Het oordeel over het onder 1 ten laste gelegde
Drugshandel
De rechtbank stelt gelet op voorgaande vast dat verdachte zich heeft schuldig gemaakt aan drugshandel. De rechtbank overweegt hiertoe als volgt.
Uit de getapte gesprekken en de stemherkenningen van de verbalisanten blijkt dat verdachte de dealtelefoon verschillende keren heeft bemand. Daarnaast wordt verdachte meermaals gezien op locaties waarover afspraken zijn gemaakt in de gesprekken via de dealtelefoon. Hoewel de kopers na de observaties en het waarnemen van de deal niet direct door de politie zijn staande gehouden om te kunnen vaststellen of zij daadwerkelijk verdovende middelen bij zich droegen, stelt de rechtbank op basis van de inhoud van de gesprekken vast dat het niet anders zijn dan dat er drugs werden verhandeld. De gesprekken en de observaties worden immers gevoerd met – voor de politie bekende – drugsgebruikers en de inhoud van de gesprekken wijst ook op de handel in drugs. De rechtbank weegt mee dat tijdens de huiszoeking op 10 januari in de woning van [verdachte] een grote hoeveelheid drugs is aangetroffen. Gelet op de manier van aantreffen en de grote hoeveelheid, is de rechtbank van oordeel dat het niet anders kan zijn dan dat deze drugs voor de handel bestemd waren. Verder heeft verdachte verklaard dat hij in de ten laste gelegde periode wel eens heeft gedeald. De rechtbank is daarom van oordeel dat verdachte zich schuldig heeft gemaakt aan drugshandel.
Medeplegen
Vervolgens dient de rechtbank de vraag te beantwoorden of verdachte de drugshandel tezamen en in vereniging met [medeverdachte 1] en [medeverdachte 2] heeft gepleegd. De rechtbank overweegt hiertoe als volgt.

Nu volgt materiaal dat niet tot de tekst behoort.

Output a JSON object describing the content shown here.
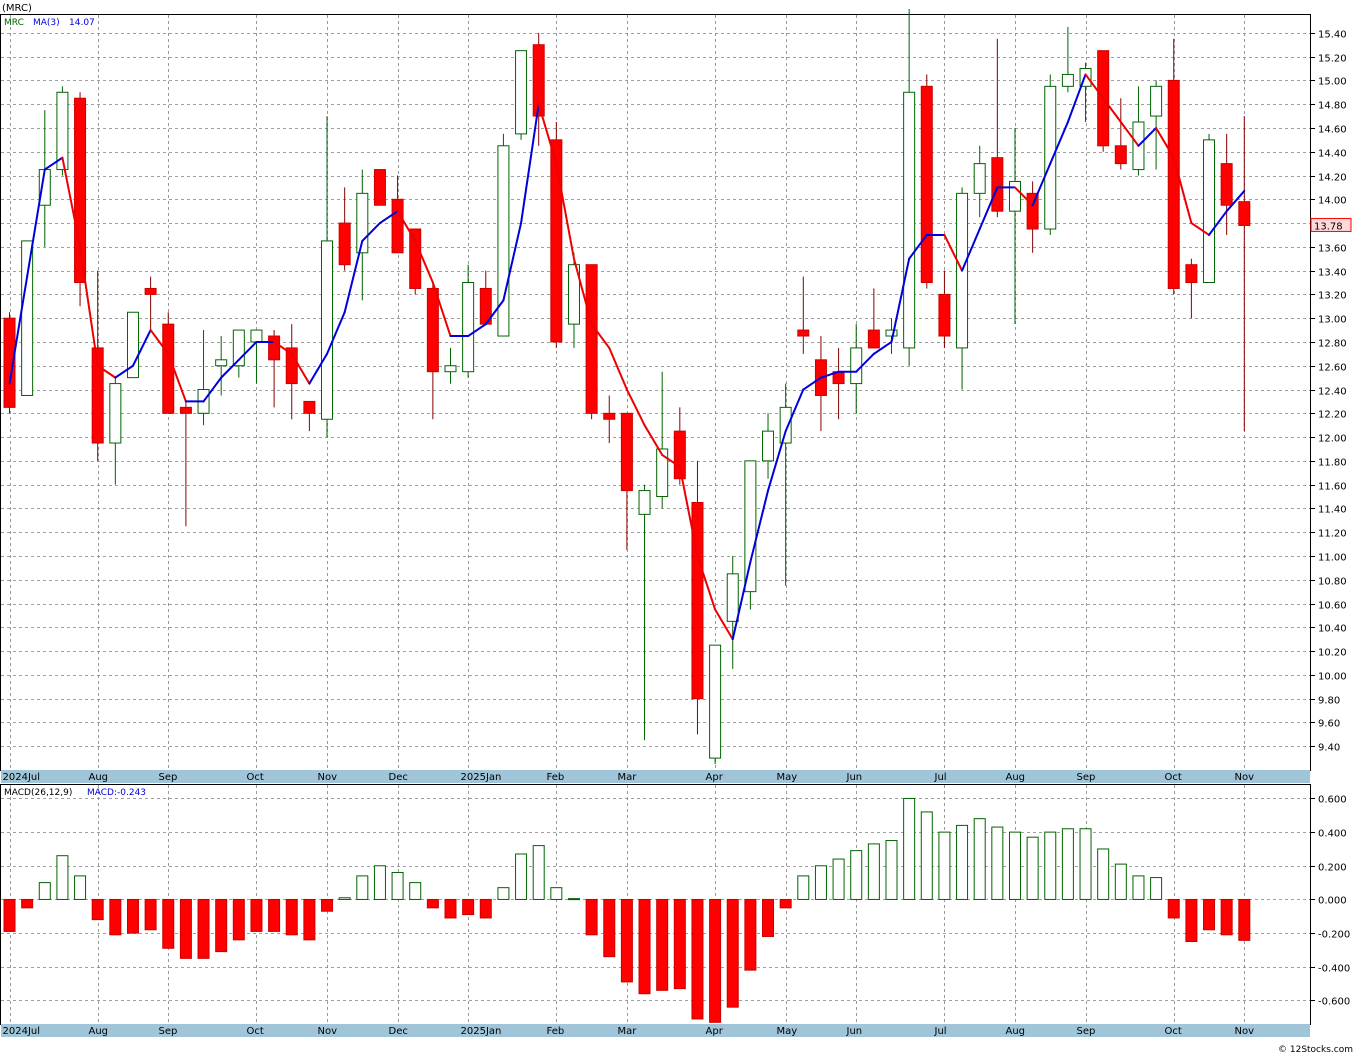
{
  "header": {
    "symbol_title": "(MRC)"
  },
  "legend_price": {
    "symbol": "MRC",
    "ma_label": "MA(3)",
    "ma_value": "14.07"
  },
  "legend_macd": {
    "name": "MACD(26,12,9)",
    "value_label": "MACD:-0.243"
  },
  "current_price": "13.78",
  "watermark": "© 12Stocks.com",
  "colors": {
    "up": "#ffffff",
    "up_border": "#006400",
    "down": "#ff0000",
    "ma_up": "#0000dd",
    "ma_down": "#ee0000",
    "macd_pos_border": "#006400",
    "macd_neg": "#ff0000",
    "axis_bar": "#a0c4d8"
  },
  "price_axis_ticks": [
    "15.40",
    "15.20",
    "15.00",
    "14.80",
    "14.60",
    "14.40",
    "14.20",
    "14.00",
    "13.80",
    "13.60",
    "13.40",
    "13.20",
    "13.00",
    "12.80",
    "12.60",
    "12.40",
    "12.20",
    "12.00",
    "11.80",
    "11.60",
    "11.40",
    "11.20",
    "11.00",
    "10.80",
    "10.60",
    "10.40",
    "10.20",
    "10.00",
    "9.80",
    "9.60",
    "9.40"
  ],
  "macd_axis_ticks": [
    "0.600",
    "0.400",
    "0.200",
    "0.000",
    "-0.200",
    "-0.400",
    "-0.600"
  ],
  "x_labels": [
    {
      "label": "2024Jul",
      "i": 0
    },
    {
      "label": "Aug",
      "i": 5
    },
    {
      "label": "Sep",
      "i": 9
    },
    {
      "label": "Oct",
      "i": 14
    },
    {
      "label": "Nov",
      "i": 18
    },
    {
      "label": "Dec",
      "i": 22
    },
    {
      "label": "2025Jan",
      "i": 26
    },
    {
      "label": "Feb",
      "i": 31
    },
    {
      "label": "Mar",
      "i": 35
    },
    {
      "label": "Apr",
      "i": 40
    },
    {
      "label": "May",
      "i": 44
    },
    {
      "label": "Jun",
      "i": 48
    },
    {
      "label": "Jul",
      "i": 53
    },
    {
      "label": "Aug",
      "i": 57
    },
    {
      "label": "Sep",
      "i": 61
    },
    {
      "label": "Oct",
      "i": 66
    },
    {
      "label": "Nov",
      "i": 70
    }
  ],
  "chart_data": {
    "type": "candlestick",
    "title": "(MRC)",
    "ylim": [
      9.2,
      15.55
    ],
    "macd_ylim": [
      -0.74,
      0.68
    ],
    "candles": [
      {
        "o": 13.0,
        "h": 13.05,
        "l": 12.2,
        "c": 12.25
      },
      {
        "o": 12.35,
        "h": 13.65,
        "l": 12.35,
        "c": 13.65
      },
      {
        "o": 13.95,
        "h": 14.75,
        "l": 13.6,
        "c": 14.25
      },
      {
        "o": 14.25,
        "h": 14.95,
        "l": 14.2,
        "c": 14.9
      },
      {
        "o": 14.85,
        "h": 14.9,
        "l": 13.1,
        "c": 13.3
      },
      {
        "o": 12.75,
        "h": 13.4,
        "l": 11.8,
        "c": 11.95
      },
      {
        "o": 11.95,
        "h": 12.5,
        "l": 11.6,
        "c": 12.45
      },
      {
        "o": 12.5,
        "h": 13.05,
        "l": 12.5,
        "c": 13.05
      },
      {
        "o": 13.25,
        "h": 13.35,
        "l": 12.9,
        "c": 13.2
      },
      {
        "o": 12.95,
        "h": 13.05,
        "l": 12.2,
        "c": 12.2
      },
      {
        "o": 12.25,
        "h": 12.3,
        "l": 11.25,
        "c": 12.2
      },
      {
        "o": 12.2,
        "h": 12.9,
        "l": 12.1,
        "c": 12.4
      },
      {
        "o": 12.6,
        "h": 12.85,
        "l": 12.35,
        "c": 12.65
      },
      {
        "o": 12.6,
        "h": 12.9,
        "l": 12.5,
        "c": 12.9
      },
      {
        "o": 12.8,
        "h": 12.9,
        "l": 12.45,
        "c": 12.9
      },
      {
        "o": 12.85,
        "h": 12.9,
        "l": 12.25,
        "c": 12.65
      },
      {
        "o": 12.75,
        "h": 12.95,
        "l": 12.15,
        "c": 12.45
      },
      {
        "o": 12.3,
        "h": 12.3,
        "l": 12.05,
        "c": 12.2
      },
      {
        "o": 12.15,
        "h": 14.7,
        "l": 12.0,
        "c": 13.65
      },
      {
        "o": 13.8,
        "h": 14.1,
        "l": 13.4,
        "c": 13.45
      },
      {
        "o": 13.55,
        "h": 14.25,
        "l": 13.15,
        "c": 14.05
      },
      {
        "o": 14.25,
        "h": 14.25,
        "l": 13.95,
        "c": 13.95
      },
      {
        "o": 14.0,
        "h": 14.2,
        "l": 13.55,
        "c": 13.55
      },
      {
        "o": 13.75,
        "h": 13.75,
        "l": 13.2,
        "c": 13.25
      },
      {
        "o": 13.25,
        "h": 13.3,
        "l": 12.15,
        "c": 12.55
      },
      {
        "o": 12.55,
        "h": 12.75,
        "l": 12.45,
        "c": 12.6
      },
      {
        "o": 12.55,
        "h": 13.45,
        "l": 12.5,
        "c": 13.3
      },
      {
        "o": 13.25,
        "h": 13.4,
        "l": 12.95,
        "c": 12.95
      },
      {
        "o": 12.85,
        "h": 14.55,
        "l": 12.85,
        "c": 14.45
      },
      {
        "o": 14.55,
        "h": 15.25,
        "l": 14.5,
        "c": 15.25
      },
      {
        "o": 15.3,
        "h": 15.4,
        "l": 14.45,
        "c": 14.7
      },
      {
        "o": 14.5,
        "h": 14.65,
        "l": 12.75,
        "c": 12.8
      },
      {
        "o": 12.95,
        "h": 13.55,
        "l": 12.75,
        "c": 13.45
      },
      {
        "o": 13.45,
        "h": 13.45,
        "l": 12.15,
        "c": 12.2
      },
      {
        "o": 12.2,
        "h": 12.35,
        "l": 11.95,
        "c": 12.15
      },
      {
        "o": 12.2,
        "h": 12.2,
        "l": 11.05,
        "c": 11.55
      },
      {
        "o": 11.35,
        "h": 11.6,
        "l": 9.45,
        "c": 11.55
      },
      {
        "o": 11.5,
        "h": 12.55,
        "l": 11.4,
        "c": 11.9
      },
      {
        "o": 12.05,
        "h": 12.25,
        "l": 11.6,
        "c": 11.65
      },
      {
        "o": 11.45,
        "h": 11.8,
        "l": 9.5,
        "c": 9.8
      },
      {
        "o": 9.3,
        "h": 10.25,
        "l": 9.25,
        "c": 10.25
      },
      {
        "o": 10.45,
        "h": 11.0,
        "l": 10.05,
        "c": 10.85
      },
      {
        "o": 10.7,
        "h": 11.8,
        "l": 10.55,
        "c": 11.8
      },
      {
        "o": 11.8,
        "h": 12.2,
        "l": 11.65,
        "c": 12.05
      },
      {
        "o": 11.95,
        "h": 12.45,
        "l": 10.75,
        "c": 12.25
      },
      {
        "o": 12.9,
        "h": 13.35,
        "l": 12.7,
        "c": 12.85
      },
      {
        "o": 12.65,
        "h": 12.85,
        "l": 12.05,
        "c": 12.35
      },
      {
        "o": 12.55,
        "h": 12.75,
        "l": 12.15,
        "c": 12.45
      },
      {
        "o": 12.45,
        "h": 12.95,
        "l": 12.2,
        "c": 12.75
      },
      {
        "o": 12.9,
        "h": 13.25,
        "l": 12.75,
        "c": 12.75
      },
      {
        "o": 12.85,
        "h": 13.0,
        "l": 12.7,
        "c": 12.9
      },
      {
        "o": 12.75,
        "h": 15.6,
        "l": 12.6,
        "c": 14.9
      },
      {
        "o": 14.95,
        "h": 15.05,
        "l": 13.25,
        "c": 13.3
      },
      {
        "o": 13.2,
        "h": 13.4,
        "l": 12.75,
        "c": 12.85
      },
      {
        "o": 12.75,
        "h": 14.1,
        "l": 12.4,
        "c": 14.05
      },
      {
        "o": 14.05,
        "h": 14.45,
        "l": 13.85,
        "c": 14.3
      },
      {
        "o": 14.35,
        "h": 15.35,
        "l": 13.85,
        "c": 13.9
      },
      {
        "o": 13.9,
        "h": 14.6,
        "l": 12.95,
        "c": 14.15
      },
      {
        "o": 14.05,
        "h": 14.15,
        "l": 13.55,
        "c": 13.75
      },
      {
        "o": 13.75,
        "h": 15.05,
        "l": 13.7,
        "c": 14.95
      },
      {
        "o": 14.95,
        "h": 15.45,
        "l": 14.9,
        "c": 15.05
      },
      {
        "o": 14.95,
        "h": 15.15,
        "l": 14.65,
        "c": 15.1
      },
      {
        "o": 15.25,
        "h": 15.25,
        "l": 14.4,
        "c": 14.45
      },
      {
        "o": 14.45,
        "h": 14.85,
        "l": 14.25,
        "c": 14.3
      },
      {
        "o": 14.25,
        "h": 14.95,
        "l": 14.2,
        "c": 14.65
      },
      {
        "o": 14.7,
        "h": 15.0,
        "l": 14.25,
        "c": 14.95
      },
      {
        "o": 15.0,
        "h": 15.35,
        "l": 13.2,
        "c": 13.25
      },
      {
        "o": 13.45,
        "h": 13.5,
        "l": 13.0,
        "c": 13.3
      },
      {
        "o": 13.3,
        "h": 14.55,
        "l": 13.3,
        "c": 14.5
      },
      {
        "o": 14.3,
        "h": 14.55,
        "l": 13.7,
        "c": 13.95
      },
      {
        "o": 13.98,
        "h": 14.7,
        "l": 12.05,
        "c": 13.78
      }
    ],
    "ma3": [
      12.45,
      13.35,
      14.25,
      14.35,
      13.6,
      12.6,
      12.5,
      12.6,
      12.9,
      12.7,
      12.3,
      12.3,
      12.5,
      12.65,
      12.8,
      12.8,
      12.7,
      12.45,
      12.7,
      13.05,
      13.65,
      13.8,
      13.9,
      13.65,
      13.3,
      12.85,
      12.85,
      12.95,
      13.15,
      13.8,
      14.8,
      14.3,
      13.5,
      12.95,
      12.75,
      12.4,
      12.1,
      11.85,
      11.75,
      11.0,
      10.55,
      10.3,
      10.95,
      11.55,
      12.05,
      12.4,
      12.5,
      12.55,
      12.55,
      12.7,
      12.8,
      13.5,
      13.7,
      13.7,
      13.4,
      13.75,
      14.1,
      14.1,
      13.95,
      14.3,
      14.65,
      15.05,
      14.85,
      14.65,
      14.45,
      14.6,
      14.35,
      13.8,
      13.7,
      13.9,
      14.07
    ],
    "macd": [
      -0.19,
      -0.05,
      0.1,
      0.26,
      0.14,
      -0.12,
      -0.21,
      -0.2,
      -0.18,
      -0.29,
      -0.35,
      -0.35,
      -0.31,
      -0.24,
      -0.19,
      -0.19,
      -0.21,
      -0.24,
      -0.07,
      0.01,
      0.14,
      0.2,
      0.16,
      0.1,
      -0.05,
      -0.11,
      -0.09,
      -0.11,
      0.07,
      0.27,
      0.32,
      0.07,
      0.005,
      -0.21,
      -0.34,
      -0.49,
      -0.56,
      -0.54,
      -0.53,
      -0.71,
      -0.73,
      -0.64,
      -0.42,
      -0.22,
      -0.05,
      0.14,
      0.2,
      0.24,
      0.29,
      0.33,
      0.35,
      0.6,
      0.52,
      0.4,
      0.44,
      0.48,
      0.43,
      0.4,
      0.37,
      0.4,
      0.42,
      0.42,
      0.3,
      0.21,
      0.14,
      0.13,
      -0.11,
      -0.25,
      -0.18,
      -0.21,
      -0.243
    ]
  }
}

Bij medeplegen moet sprake zijn van een voldoende nauwe en bewuste samenwerking. Ook als het medeplegen in de kern niet bestaat uit een gezamenlijke uitvoering tijdens het begaan van het strafbare feit, kan toch sprake zijn van een nauwe en bewuste samenwerking. De materiële en/of intellectuele bijdrage van de verdachte aan het strafbare feit zal dan van voldoende gewicht moeten zijn. Bij de beoordeling of dat het geval is, kan rekening worden gehouden met onder meer de intensiteit van de samenwerking, de onderlinge taakverdeling, de rol in de voorbereiding, de uitvoering of de afhandeling van het strafbare feit en het belang van de rol van de verdachte, zijn aanwezigheid op belangrijke momenten en het zich niet terugtrekken op een daartoe geëigend tijdstip.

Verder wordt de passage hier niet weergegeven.